An eighth-century Irish religious manuscript considered more important than the Dead Sea Scrolls has been put on display at the National Museum of Ireland.
Have you heard of the Faddan More Psalter?
The 1,200 year old religious manuscript was found in a bog with the Latin words of Psalm 83 open. It had lain undisturbed for 1,200 years.
The psalm closes with the words: “Let them know that you, whose name is the LORD—that you alone are the Most High over all the earth."
The National Museum rated the work as of "staggering importance" and says the book of psalms or psalter is among the top ten most valuable ever found.
It was found in 2006 in a midlands bog by a workman operating a mechanical digger on the bog at Faddan More near Riverstown in North Tipperary.
Dr. Patrick Wallace stated that the book was "more important for Ireland than the finding of the Dead Sea Scrolls” had been for biblical scholars and has changed our views about how ancient Irish manuscripts were produced."

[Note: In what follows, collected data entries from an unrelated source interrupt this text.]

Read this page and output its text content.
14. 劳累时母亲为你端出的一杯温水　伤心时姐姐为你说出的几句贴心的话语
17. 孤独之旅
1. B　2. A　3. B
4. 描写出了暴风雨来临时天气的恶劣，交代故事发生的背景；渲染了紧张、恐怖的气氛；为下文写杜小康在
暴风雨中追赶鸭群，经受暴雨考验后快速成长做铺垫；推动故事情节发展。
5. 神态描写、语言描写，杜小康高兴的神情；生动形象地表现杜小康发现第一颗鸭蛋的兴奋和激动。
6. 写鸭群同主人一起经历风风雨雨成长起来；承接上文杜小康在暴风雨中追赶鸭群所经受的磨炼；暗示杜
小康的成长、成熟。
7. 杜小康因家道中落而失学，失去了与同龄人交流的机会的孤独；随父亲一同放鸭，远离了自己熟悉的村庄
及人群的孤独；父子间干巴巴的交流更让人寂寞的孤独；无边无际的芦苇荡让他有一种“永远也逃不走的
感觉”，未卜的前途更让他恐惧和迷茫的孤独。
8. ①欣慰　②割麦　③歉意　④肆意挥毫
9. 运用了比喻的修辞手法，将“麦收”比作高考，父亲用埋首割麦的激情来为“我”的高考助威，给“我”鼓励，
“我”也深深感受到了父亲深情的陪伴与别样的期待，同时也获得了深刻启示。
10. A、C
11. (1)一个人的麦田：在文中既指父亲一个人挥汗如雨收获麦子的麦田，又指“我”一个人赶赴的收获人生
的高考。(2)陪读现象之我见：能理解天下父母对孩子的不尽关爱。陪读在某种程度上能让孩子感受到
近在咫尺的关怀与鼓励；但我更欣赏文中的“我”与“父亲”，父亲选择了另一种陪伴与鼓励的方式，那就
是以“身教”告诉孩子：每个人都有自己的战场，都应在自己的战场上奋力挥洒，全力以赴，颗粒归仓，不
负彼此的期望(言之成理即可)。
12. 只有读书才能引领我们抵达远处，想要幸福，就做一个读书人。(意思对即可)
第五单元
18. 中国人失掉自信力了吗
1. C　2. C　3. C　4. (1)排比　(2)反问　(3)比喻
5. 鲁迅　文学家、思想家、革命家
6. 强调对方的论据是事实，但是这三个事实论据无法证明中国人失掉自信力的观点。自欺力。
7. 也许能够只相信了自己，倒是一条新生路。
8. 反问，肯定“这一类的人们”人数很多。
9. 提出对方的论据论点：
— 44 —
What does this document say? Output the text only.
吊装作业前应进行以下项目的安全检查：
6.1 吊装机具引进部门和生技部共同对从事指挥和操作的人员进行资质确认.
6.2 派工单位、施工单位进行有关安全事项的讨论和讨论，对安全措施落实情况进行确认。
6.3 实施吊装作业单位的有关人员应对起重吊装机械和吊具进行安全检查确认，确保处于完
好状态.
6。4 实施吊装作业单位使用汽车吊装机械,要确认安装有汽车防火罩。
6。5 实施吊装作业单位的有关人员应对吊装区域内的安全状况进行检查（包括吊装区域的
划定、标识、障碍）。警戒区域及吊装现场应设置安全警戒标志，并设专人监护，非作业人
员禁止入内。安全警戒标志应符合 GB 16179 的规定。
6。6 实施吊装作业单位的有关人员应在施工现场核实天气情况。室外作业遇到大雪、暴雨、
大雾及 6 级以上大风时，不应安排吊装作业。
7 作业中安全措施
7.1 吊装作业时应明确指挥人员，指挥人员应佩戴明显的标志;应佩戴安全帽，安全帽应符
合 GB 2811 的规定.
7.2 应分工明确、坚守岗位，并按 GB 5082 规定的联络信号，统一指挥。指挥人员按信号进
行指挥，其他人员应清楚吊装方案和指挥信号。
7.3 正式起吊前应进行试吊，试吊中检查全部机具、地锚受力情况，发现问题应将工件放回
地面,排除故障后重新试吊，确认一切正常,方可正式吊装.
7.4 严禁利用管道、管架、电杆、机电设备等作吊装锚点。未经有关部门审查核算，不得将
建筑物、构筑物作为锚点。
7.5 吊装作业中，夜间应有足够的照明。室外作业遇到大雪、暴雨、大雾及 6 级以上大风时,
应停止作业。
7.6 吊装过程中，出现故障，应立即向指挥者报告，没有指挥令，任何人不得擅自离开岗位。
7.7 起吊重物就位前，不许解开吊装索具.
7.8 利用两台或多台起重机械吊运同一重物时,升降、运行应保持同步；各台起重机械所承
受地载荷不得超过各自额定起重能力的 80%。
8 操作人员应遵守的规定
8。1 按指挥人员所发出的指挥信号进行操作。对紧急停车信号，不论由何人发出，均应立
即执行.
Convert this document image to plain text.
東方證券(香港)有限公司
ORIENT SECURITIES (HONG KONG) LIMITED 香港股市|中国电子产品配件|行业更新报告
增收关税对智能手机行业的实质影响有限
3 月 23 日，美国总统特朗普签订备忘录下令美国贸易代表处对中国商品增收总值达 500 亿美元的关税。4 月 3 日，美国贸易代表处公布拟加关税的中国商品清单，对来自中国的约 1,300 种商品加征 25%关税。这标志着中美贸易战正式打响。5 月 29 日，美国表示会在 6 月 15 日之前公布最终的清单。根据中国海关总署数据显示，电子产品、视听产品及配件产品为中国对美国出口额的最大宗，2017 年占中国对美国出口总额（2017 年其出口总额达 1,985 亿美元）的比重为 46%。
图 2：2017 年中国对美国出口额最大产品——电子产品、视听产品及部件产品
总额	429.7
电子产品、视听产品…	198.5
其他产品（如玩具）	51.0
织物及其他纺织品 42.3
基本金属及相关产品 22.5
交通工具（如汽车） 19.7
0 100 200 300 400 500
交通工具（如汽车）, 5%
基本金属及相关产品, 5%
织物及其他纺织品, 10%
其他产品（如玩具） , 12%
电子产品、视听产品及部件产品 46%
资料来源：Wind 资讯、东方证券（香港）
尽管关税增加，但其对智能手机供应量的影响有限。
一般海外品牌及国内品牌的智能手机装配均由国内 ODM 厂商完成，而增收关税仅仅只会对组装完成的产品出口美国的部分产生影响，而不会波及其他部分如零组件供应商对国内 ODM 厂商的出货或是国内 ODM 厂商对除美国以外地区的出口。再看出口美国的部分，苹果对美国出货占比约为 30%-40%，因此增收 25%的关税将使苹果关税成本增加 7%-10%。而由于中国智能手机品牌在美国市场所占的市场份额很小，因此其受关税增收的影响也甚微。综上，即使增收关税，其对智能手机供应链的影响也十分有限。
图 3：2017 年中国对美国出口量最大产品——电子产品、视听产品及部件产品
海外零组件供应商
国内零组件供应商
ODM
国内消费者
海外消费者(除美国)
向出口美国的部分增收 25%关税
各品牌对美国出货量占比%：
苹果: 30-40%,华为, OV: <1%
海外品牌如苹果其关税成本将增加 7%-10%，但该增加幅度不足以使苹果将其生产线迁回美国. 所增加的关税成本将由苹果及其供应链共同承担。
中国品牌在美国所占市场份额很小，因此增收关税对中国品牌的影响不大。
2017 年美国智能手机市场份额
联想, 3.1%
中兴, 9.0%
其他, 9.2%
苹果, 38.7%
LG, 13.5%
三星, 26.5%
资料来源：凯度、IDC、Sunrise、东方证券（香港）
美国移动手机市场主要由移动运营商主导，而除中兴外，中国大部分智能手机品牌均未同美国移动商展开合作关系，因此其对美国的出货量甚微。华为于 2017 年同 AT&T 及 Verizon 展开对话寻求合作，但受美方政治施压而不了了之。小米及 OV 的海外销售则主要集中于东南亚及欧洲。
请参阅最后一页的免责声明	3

He added: “We never thought anything like this would ever be found.”
The senior conservator John Gillis stated that he was "transfixed with fear" when he had to restore the delicate document. He said it was “the first early medieval manuscript to come to light in 200 years anywhere in Europe”.
“We never before had to deal with a manuscript recovered from a bog,” and said its survival was “miraculous” because normally vellum “shouldn’t survive – it should gelatinize away.
“When he first saw the psalter, ‘it didn’t look like a book at all’ it contained 60 pages of vellum, a parchment made from animal skins, which had been inscribed with “the complete text in Latin of all 150 of the Bible’s Book of Psalms”. He said, “about 15 per cent has survived.”